The Great Western Railway's Great Western Main Line (GWML) of 1838–1841 from London Paddington to Bristol and the 1903 Acton-Northolt line to the Great Western and Great Central Joint Railway at Northolt divided at Old Oak junction.

Before 1965, Old Oak Common formed part of the Municipal Borough of Acton, and the area thus became part of the London Borough of Ealing that year. Following a revision of municipal boundaries in 1994, Old Oak Common was transferred from Ealing to Hammersmith and Fulham.

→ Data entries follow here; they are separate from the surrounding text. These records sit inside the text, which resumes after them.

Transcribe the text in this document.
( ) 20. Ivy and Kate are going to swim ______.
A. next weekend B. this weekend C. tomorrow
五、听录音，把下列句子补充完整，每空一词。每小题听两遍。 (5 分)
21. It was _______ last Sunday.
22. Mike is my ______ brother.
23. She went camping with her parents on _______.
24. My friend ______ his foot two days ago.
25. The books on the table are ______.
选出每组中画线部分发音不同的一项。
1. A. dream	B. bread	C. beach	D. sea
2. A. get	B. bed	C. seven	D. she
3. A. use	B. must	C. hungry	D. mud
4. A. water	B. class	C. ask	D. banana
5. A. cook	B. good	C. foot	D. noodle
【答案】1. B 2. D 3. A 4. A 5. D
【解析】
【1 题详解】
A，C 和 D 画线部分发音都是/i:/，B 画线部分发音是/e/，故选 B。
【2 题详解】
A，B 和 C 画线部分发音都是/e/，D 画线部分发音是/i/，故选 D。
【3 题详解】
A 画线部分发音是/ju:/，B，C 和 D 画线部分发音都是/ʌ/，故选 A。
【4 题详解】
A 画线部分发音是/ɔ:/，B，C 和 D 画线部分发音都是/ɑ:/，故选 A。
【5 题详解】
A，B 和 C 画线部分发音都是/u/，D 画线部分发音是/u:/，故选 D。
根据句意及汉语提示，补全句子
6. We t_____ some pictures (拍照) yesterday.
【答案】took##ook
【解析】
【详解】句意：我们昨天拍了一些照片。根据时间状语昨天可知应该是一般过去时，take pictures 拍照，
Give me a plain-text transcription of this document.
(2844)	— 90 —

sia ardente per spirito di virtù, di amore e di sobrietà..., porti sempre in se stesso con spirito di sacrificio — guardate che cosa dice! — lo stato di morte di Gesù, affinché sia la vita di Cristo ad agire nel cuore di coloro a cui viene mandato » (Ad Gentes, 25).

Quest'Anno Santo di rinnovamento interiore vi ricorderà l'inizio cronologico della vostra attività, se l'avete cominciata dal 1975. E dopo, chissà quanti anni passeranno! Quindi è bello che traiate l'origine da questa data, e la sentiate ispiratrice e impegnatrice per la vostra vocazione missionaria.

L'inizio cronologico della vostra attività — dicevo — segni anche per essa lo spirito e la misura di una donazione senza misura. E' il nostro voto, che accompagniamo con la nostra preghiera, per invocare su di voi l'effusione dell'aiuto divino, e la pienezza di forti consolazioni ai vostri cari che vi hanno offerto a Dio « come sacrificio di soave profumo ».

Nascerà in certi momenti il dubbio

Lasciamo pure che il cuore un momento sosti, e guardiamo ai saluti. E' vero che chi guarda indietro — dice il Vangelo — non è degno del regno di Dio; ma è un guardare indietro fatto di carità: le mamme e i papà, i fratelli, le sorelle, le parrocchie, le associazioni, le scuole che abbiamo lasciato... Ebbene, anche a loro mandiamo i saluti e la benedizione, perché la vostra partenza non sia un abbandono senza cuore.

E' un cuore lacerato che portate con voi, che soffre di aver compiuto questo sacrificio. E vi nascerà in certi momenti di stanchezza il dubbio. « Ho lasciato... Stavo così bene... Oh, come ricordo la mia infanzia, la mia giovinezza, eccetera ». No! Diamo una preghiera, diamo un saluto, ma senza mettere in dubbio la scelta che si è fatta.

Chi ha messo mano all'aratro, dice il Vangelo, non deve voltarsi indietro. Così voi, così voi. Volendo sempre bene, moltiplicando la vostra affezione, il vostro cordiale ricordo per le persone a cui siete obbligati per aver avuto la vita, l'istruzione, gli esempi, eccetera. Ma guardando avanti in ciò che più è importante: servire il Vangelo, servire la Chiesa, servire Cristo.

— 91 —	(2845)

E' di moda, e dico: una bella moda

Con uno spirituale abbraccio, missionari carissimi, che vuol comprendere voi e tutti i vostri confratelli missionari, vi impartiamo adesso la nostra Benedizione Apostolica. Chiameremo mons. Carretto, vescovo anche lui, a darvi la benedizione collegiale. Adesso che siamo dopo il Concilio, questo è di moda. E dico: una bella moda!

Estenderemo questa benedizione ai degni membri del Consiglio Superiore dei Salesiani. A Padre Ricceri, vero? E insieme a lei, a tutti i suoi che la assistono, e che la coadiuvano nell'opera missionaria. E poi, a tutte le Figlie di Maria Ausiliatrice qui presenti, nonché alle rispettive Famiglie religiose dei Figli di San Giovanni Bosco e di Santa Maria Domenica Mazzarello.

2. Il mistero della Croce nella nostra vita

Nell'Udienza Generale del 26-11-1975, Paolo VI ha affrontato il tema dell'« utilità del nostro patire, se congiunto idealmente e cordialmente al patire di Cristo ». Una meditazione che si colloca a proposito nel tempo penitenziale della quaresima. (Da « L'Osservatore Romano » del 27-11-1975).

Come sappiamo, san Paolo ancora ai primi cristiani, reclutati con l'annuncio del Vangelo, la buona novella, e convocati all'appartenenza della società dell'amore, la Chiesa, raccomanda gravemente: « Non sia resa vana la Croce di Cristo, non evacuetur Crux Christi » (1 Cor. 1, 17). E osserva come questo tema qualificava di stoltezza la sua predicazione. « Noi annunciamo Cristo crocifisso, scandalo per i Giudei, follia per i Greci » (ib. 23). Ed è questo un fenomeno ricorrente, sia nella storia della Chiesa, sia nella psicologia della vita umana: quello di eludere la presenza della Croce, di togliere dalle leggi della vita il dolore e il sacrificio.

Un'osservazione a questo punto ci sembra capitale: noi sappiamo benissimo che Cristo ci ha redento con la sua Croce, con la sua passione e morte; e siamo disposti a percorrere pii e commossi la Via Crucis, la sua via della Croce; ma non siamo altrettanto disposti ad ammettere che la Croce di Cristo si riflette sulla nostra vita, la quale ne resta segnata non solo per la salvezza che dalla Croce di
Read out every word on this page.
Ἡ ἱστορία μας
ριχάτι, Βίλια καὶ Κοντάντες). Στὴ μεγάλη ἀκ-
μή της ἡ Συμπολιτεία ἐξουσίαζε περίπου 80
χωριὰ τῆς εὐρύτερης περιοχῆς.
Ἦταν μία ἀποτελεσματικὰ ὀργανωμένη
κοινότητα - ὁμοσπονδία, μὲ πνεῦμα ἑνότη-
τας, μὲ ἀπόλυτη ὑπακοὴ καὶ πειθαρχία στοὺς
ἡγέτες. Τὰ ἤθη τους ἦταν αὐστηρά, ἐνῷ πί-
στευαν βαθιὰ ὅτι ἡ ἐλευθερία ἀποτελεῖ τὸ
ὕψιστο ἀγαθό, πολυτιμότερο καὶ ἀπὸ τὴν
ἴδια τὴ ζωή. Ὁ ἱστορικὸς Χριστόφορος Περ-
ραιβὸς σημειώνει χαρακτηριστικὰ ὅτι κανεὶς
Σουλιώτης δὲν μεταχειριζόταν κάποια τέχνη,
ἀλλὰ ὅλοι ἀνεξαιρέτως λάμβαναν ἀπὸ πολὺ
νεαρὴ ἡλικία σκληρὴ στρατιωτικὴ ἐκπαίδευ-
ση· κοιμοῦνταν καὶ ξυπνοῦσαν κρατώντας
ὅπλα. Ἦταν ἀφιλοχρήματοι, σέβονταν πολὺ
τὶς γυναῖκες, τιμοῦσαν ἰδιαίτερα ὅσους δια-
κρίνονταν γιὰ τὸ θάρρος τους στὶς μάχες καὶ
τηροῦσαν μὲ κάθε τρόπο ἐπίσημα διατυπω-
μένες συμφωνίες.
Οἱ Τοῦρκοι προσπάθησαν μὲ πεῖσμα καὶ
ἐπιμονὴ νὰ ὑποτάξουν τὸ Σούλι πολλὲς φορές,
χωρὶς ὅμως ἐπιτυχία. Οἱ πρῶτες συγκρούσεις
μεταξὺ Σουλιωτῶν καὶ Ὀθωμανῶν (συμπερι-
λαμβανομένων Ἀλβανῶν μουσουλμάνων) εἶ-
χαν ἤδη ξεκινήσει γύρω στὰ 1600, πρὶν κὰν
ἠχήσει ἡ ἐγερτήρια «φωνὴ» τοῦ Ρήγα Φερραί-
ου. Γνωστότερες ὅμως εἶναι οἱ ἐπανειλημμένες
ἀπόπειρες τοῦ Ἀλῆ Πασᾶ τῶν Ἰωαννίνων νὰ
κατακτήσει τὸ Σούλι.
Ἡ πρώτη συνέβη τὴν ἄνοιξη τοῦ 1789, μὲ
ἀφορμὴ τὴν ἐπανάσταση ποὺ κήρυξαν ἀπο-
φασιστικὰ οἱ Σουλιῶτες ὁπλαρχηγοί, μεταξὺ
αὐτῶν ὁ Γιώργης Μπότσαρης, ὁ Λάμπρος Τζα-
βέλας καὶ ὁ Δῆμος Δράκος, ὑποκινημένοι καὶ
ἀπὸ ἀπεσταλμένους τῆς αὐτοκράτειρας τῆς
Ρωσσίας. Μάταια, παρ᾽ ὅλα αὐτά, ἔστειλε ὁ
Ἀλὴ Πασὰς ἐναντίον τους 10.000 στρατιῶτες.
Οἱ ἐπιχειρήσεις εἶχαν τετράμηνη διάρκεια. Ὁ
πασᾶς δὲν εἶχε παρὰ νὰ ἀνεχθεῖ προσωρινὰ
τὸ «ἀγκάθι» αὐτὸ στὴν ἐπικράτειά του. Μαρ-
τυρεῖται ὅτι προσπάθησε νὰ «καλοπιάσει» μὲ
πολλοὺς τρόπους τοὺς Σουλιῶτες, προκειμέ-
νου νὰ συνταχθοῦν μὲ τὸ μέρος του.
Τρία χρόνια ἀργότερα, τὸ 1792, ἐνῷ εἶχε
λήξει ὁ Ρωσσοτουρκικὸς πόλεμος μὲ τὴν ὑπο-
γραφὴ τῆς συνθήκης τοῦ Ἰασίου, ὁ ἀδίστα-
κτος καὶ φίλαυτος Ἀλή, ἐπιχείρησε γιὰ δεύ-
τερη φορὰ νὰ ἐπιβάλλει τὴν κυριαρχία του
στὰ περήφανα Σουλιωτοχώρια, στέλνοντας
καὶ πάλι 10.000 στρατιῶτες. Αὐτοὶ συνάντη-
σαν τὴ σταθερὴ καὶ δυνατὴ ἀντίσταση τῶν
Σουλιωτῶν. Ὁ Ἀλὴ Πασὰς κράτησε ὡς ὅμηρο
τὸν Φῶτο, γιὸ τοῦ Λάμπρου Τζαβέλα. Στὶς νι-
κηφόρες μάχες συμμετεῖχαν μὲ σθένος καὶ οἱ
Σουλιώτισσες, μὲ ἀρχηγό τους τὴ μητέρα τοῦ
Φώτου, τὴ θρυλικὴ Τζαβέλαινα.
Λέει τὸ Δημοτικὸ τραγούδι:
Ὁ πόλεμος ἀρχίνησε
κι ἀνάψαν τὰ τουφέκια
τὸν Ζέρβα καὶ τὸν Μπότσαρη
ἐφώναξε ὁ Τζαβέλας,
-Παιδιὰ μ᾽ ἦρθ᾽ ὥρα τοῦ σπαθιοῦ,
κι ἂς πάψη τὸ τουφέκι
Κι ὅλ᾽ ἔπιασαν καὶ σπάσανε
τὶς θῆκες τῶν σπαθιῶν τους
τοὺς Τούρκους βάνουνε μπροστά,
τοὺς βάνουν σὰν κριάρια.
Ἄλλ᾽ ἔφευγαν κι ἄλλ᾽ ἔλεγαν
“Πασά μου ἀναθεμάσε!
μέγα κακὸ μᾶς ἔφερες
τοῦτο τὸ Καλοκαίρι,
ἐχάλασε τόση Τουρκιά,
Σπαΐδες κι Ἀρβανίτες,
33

The partially singled Acton-Northolt line closed in December 2018 to allow for the construction of Old Oak Common railway station, which will offer interchange between GWML trains, the Elizabeth line and the High Speed 2 (HS2) line heading north. Additional rail interchanges may be provided with the construction of two new London Overground stations, on the West London line and Old Oak Common Lane on the North London line.

In summer 2011, the London Borough of Hammersmith and Fulham launched a wide-ranging 'Park Royal City' plan for Old Oak Common, including the proposed station, and with light-rail lines to the surrounding areas.

==Regeneration==
In December 2013, The Independent reported that Antony Spencer, founder of Stadium Capital Development, was to head up a £5 billion regeneration scheme in the area, with partner Queens Park Rangers. The proposal included new homes, office, retail outlets, and a proposed football stadium for QPR. The planning application was rejected.

The Old Oak and Park Royal Development Corporation was established in 2015 to lead regeneration and planning work for an area covering Old Oak Common and much of the Park Royal area. The combined redevelopment area is envisaged to provide 65,000 new jobs and 25,000 new homes. The scale of the developments have led to Park Royal and Old Oak Common being described as a potential "Canary Wharf of West London".

The engineering plans were revealed in 2018 showing a station at Old Oak Common for HS2, the high speed line running from London to Birmingham. Passengers using HS2 will be able to disembark at Old Oak Common and interchange with the Elizabeth line, Chiltern Railways and Great Western Railway services. The station will have a capacity for around 100 million passengers, rivalling London Waterloo in Central London.

Queens Park Rangers F.C. planned to build a new stadium with 40,000 capacity for its club in the regeneration area, but these plans have been hampered.

== Politics ==
Old Oak Common is part of the College Park and Old Oak ward for elections to Hammersmith and Fulham London Borough Council.